Nathalie Kosciuscko-Morizet est candidate à la primaire de la droite. - AFP
"J'ai des parlementaires qui ont signé, mais qui me disent 'ne le rend pas public avant l'été'." Nathalie Kosciusko-Morizet n'a pas encore obtenu les vingt signatures nécessaires pour se présenter à la primaire de la droite en novembre. En cause, selon elle, des "pressions" exercées par certains rivaux sur les parlementaires.
Selon elle, "il y a des députés qui attendent le mois de juin, date des investitures [aux élections législatives de 2017, ndlr], pour pouvoir rendre public un soutien".
"Des parlementaires n'ont pas tellement envie de subir les pressions croisées qui sont nombreuses", a dénoncé ce dimanche la présidente du groupe Les Républicains au Conseil de Paris, au "Grand Jury" RTL/LCI/Le Figaro.
"Oui", il y a des pressions
Y a-t-il beaucoup de "pressions"? "Oui", a-t-elle répondu:
"Il y a entre certains candidats une course à 'j'en ai plus que toi'", a regretté l'ancienne ministre de Nicolas Sarkozy. "Vous avez des parlementaires qui sont décidés, mais disent publiquement 'je me déciderai au dernier moment', pour ne pas être embêtés", a expliqué NKM.

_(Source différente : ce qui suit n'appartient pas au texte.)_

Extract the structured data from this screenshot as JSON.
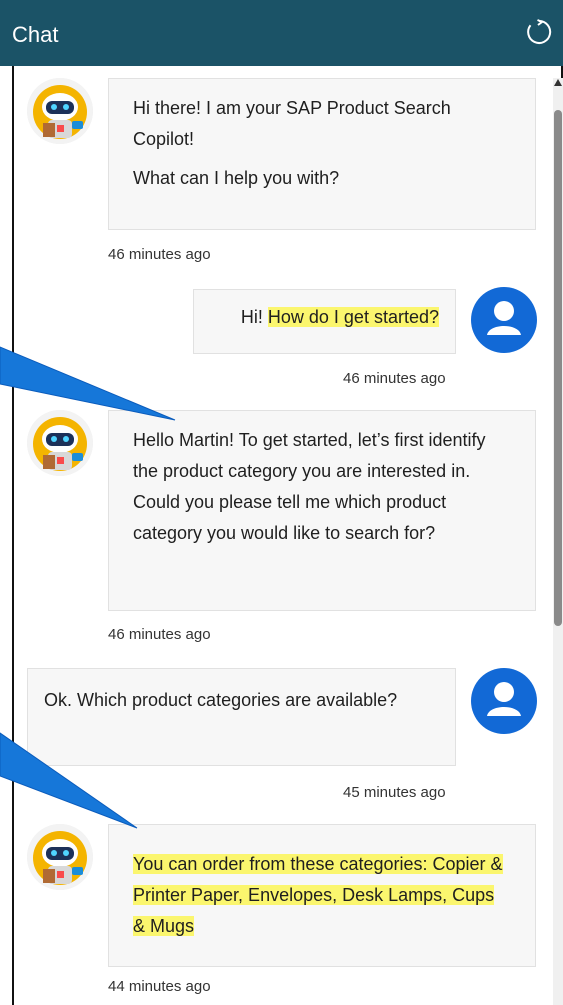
{
  "header": {
    "title": "Chat",
    "refresh_icon": "refresh-icon"
  },
  "messages": [
    {
      "sender": "bot",
      "lines": [
        "Hi there! I am your SAP Product Search Copilot!",
        "What can I help you with?"
      ],
      "time": "46 minutes ago"
    },
    {
      "sender": "user",
      "text_plain": "Hi! ",
      "text_highlight": "How do I get started?",
      "time": "46 minutes ago"
    },
    {
      "sender": "bot",
      "text": "Hello Martin! To get started, let’s first identify the product category you are interested in. Could you please tell me which product category you would like to search for?",
      "time": "46 minutes ago"
    },
    {
      "sender": "user",
      "text": "Ok. Which product categories are available?",
      "time": "45 minutes ago"
    },
    {
      "sender": "bot",
      "text_highlight": "You can order from these categories: Copier & Printer Paper, Envelopes, Desk Lamps, Cups & Mugs",
      "time": "44 minutes ago"
    }
  ],
  "colors": {
    "header_bg": "#1b5367",
    "user_avatar": "#1269d6",
    "highlight": "#fbf66e",
    "callout": "#1677d9"
  },
  "icons": {
    "bot_avatar": "robot-avatar-icon",
    "user_avatar": "user-avatar-icon"
  }
}
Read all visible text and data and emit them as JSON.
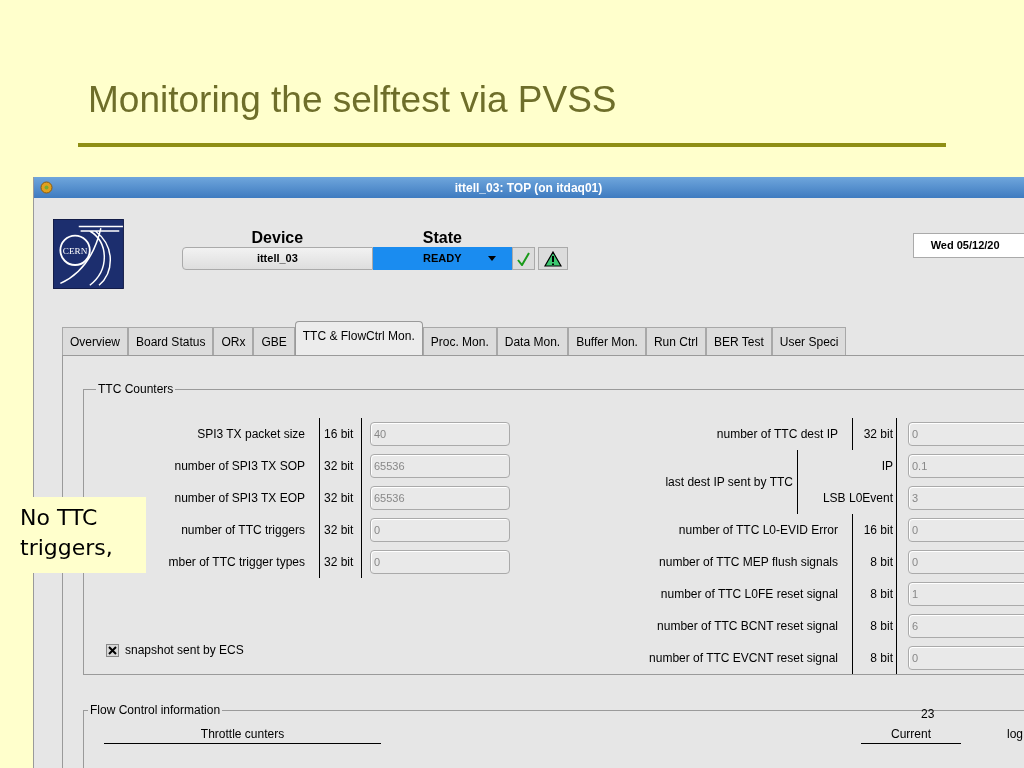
{
  "slide": {
    "title": "Monitoring the selftest via PVSS",
    "callout": "No TTC triggers,",
    "page_number": "23"
  },
  "window": {
    "title": "ittell_03: TOP (on itdaq01)"
  },
  "header": {
    "logo_text": "CERN",
    "device_label": "Device",
    "device": "ittell_03",
    "state_label": "State",
    "state": "READY",
    "date": "Wed 05/12/20"
  },
  "tabs": [
    {
      "label": "Overview",
      "selected": false
    },
    {
      "label": "Board Status",
      "selected": false
    },
    {
      "label": "ORx",
      "selected": false
    },
    {
      "label": "GBE",
      "selected": false
    },
    {
      "label": "TTC & FlowCtrl Mon.",
      "selected": true
    },
    {
      "label": "Proc. Mon.",
      "selected": false
    },
    {
      "label": "Data Mon.",
      "selected": false
    },
    {
      "label": "Buffer Mon.",
      "selected": false
    },
    {
      "label": "Run Ctrl",
      "selected": false
    },
    {
      "label": "BER Test",
      "selected": false
    },
    {
      "label": "User Speci",
      "selected": false
    }
  ],
  "ttc_counters": {
    "title": "TTC Counters",
    "left_rows": [
      {
        "label": "SPI3 TX packet size",
        "bits": "16 bit",
        "value": "40"
      },
      {
        "label": "number of SPI3 TX SOP",
        "bits": "32 bit",
        "value": "65536"
      },
      {
        "label": "number of SPI3 TX EOP",
        "bits": "32 bit",
        "value": "65536"
      },
      {
        "label": "number of TTC triggers",
        "bits": "32 bit",
        "value": "0"
      },
      {
        "label": "mber of TTC trigger types",
        "bits": "32 bit",
        "value": "0"
      }
    ],
    "snapshot": {
      "label": "snapshot sent by ECS",
      "checked": true
    },
    "right_rows": [
      {
        "kind": "single",
        "label": "number of TTC dest IP",
        "bits": "32 bit",
        "value": "0"
      },
      {
        "kind": "group",
        "label": "last dest IP sent by TTC",
        "parts": [
          {
            "label": "IP",
            "value": "0.1"
          },
          {
            "label": "LSB L0Event",
            "value": "3"
          }
        ]
      },
      {
        "kind": "single",
        "label": "number of TTC L0-EVID Error",
        "bits": "16 bit",
        "value": "0"
      },
      {
        "kind": "single",
        "label": "number of TTC MEP flush signals",
        "bits": "8 bit",
        "value": "0"
      },
      {
        "kind": "single",
        "label": "number of TTC L0FE reset signal",
        "bits": "8 bit",
        "value": "1"
      },
      {
        "kind": "single",
        "label": "number of TTC BCNT reset signal",
        "bits": "8 bit",
        "value": "6"
      },
      {
        "kind": "single",
        "label": "number of TTC EVCNT reset signal",
        "bits": "8 bit",
        "value": "0"
      }
    ]
  },
  "flow_control": {
    "title": "Flow Control information",
    "throttle_heading": "Throttle cunters",
    "current_heading": "Current",
    "column_3": "log"
  }
}
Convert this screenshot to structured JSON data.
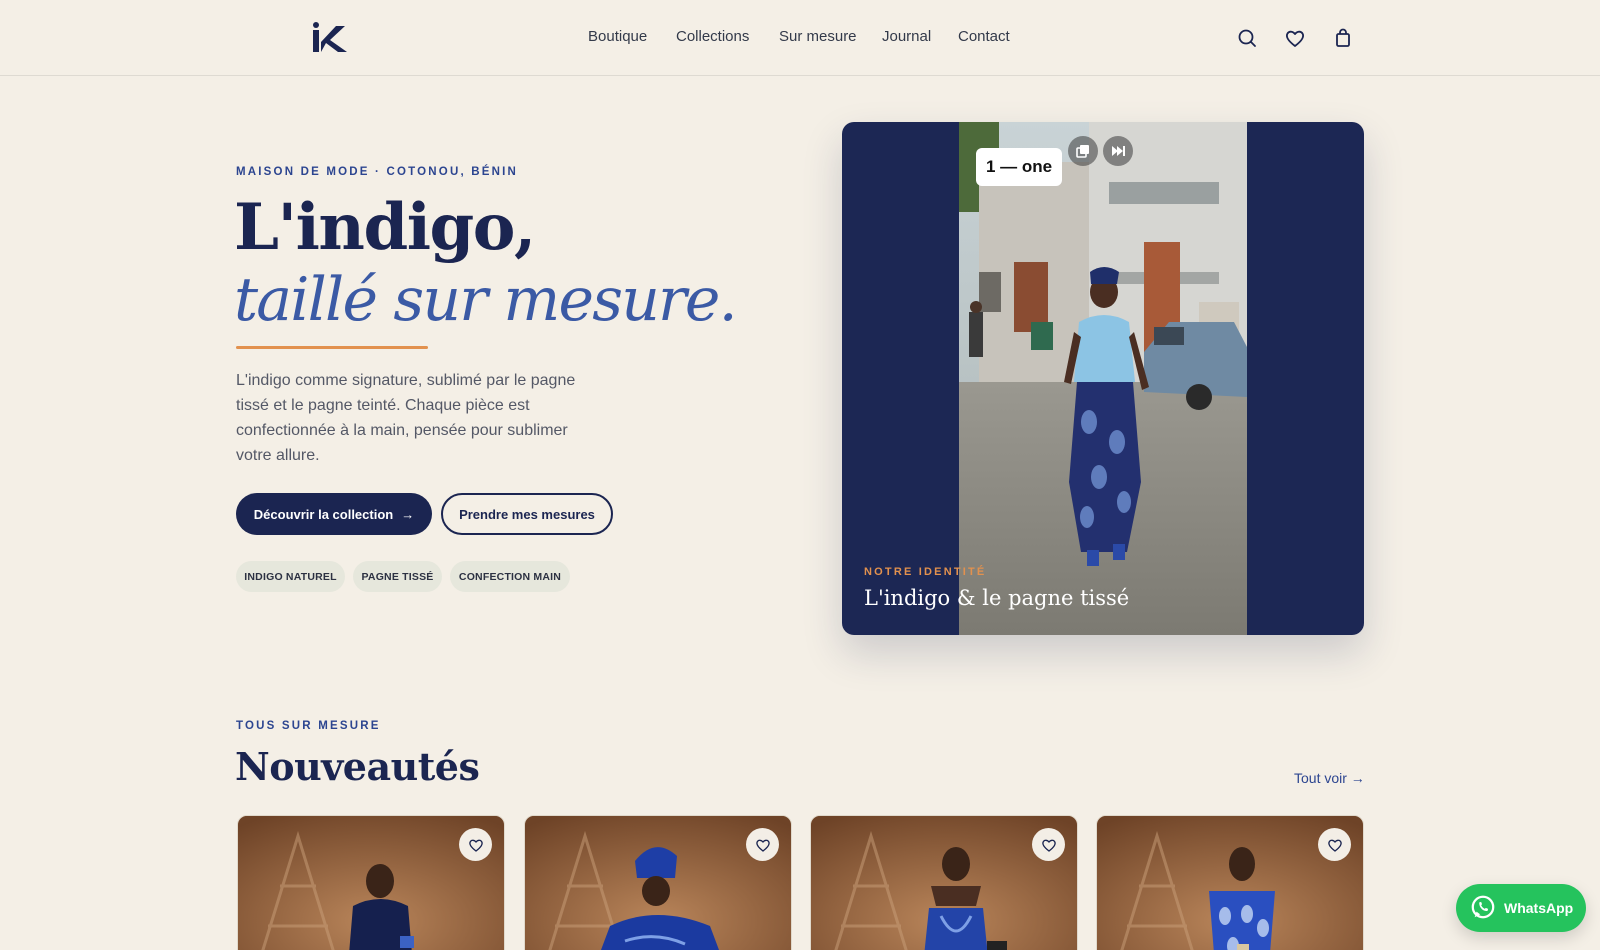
{
  "header": {
    "logo_text": "K",
    "nav": [
      "Boutique",
      "Collections",
      "Sur mesure",
      "Journal",
      "Contact"
    ],
    "icons": [
      "search-icon",
      "heart-icon",
      "bag-icon"
    ]
  },
  "hero": {
    "eyebrow": "MAISON DE MODE · COTONOU, BÉNIN",
    "title_line1": "L'indigo,",
    "title_line2": "taillé sur mesure.",
    "description": "L'indigo comme signature, sublimé par le pagne tissé et le pagne teinté. Chaque pièce est confectionnée à la main, pensée pour sublimer votre allure.",
    "cta_primary": "Découvrir la collection",
    "cta_primary_arrow": "→",
    "cta_secondary": "Prendre mes mesures",
    "tags": [
      "INDIGO NATUREL",
      "PAGNE TISSÉ",
      "CONFECTION MAIN"
    ]
  },
  "hero_card": {
    "reel_badge": "1 — one",
    "eyebrow": "NOTRE IDENTITÉ",
    "title": "L'indigo & le pagne tissé"
  },
  "section": {
    "eyebrow": "TOUS SUR MESURE",
    "title": "Nouveautés",
    "see_all": "Tout voir →"
  },
  "whatsapp": {
    "label": "WhatsApp"
  },
  "colors": {
    "background": "#f4efe6",
    "navy": "#1b2551",
    "indigo": "#3b5aa5",
    "accent": "#e2914e",
    "whatsapp": "#25c35d"
  }
}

Les candidats doivent obtenir avant septembre les parrainages de 20 parlementaires, ainsi que ceux de 2.500 adhérents LR et de 250 élus pour pouvoir concourir. Pour l'heure, si Nathalie Kosciuscko-Morizet n'y est pas encore - contrairement à Jean-François Copé, qui a déposé ses signatures ce samedi - elle reste confiante:
"Ça progresse bien, ça avance bien car il y a beaucoup de parlementaires qui me disent 'on est d'accord ou pas d'accord mais on pense que de toutes façons, il faut que cette voix soit entendue'", a expliqué la députée de l'Essonne.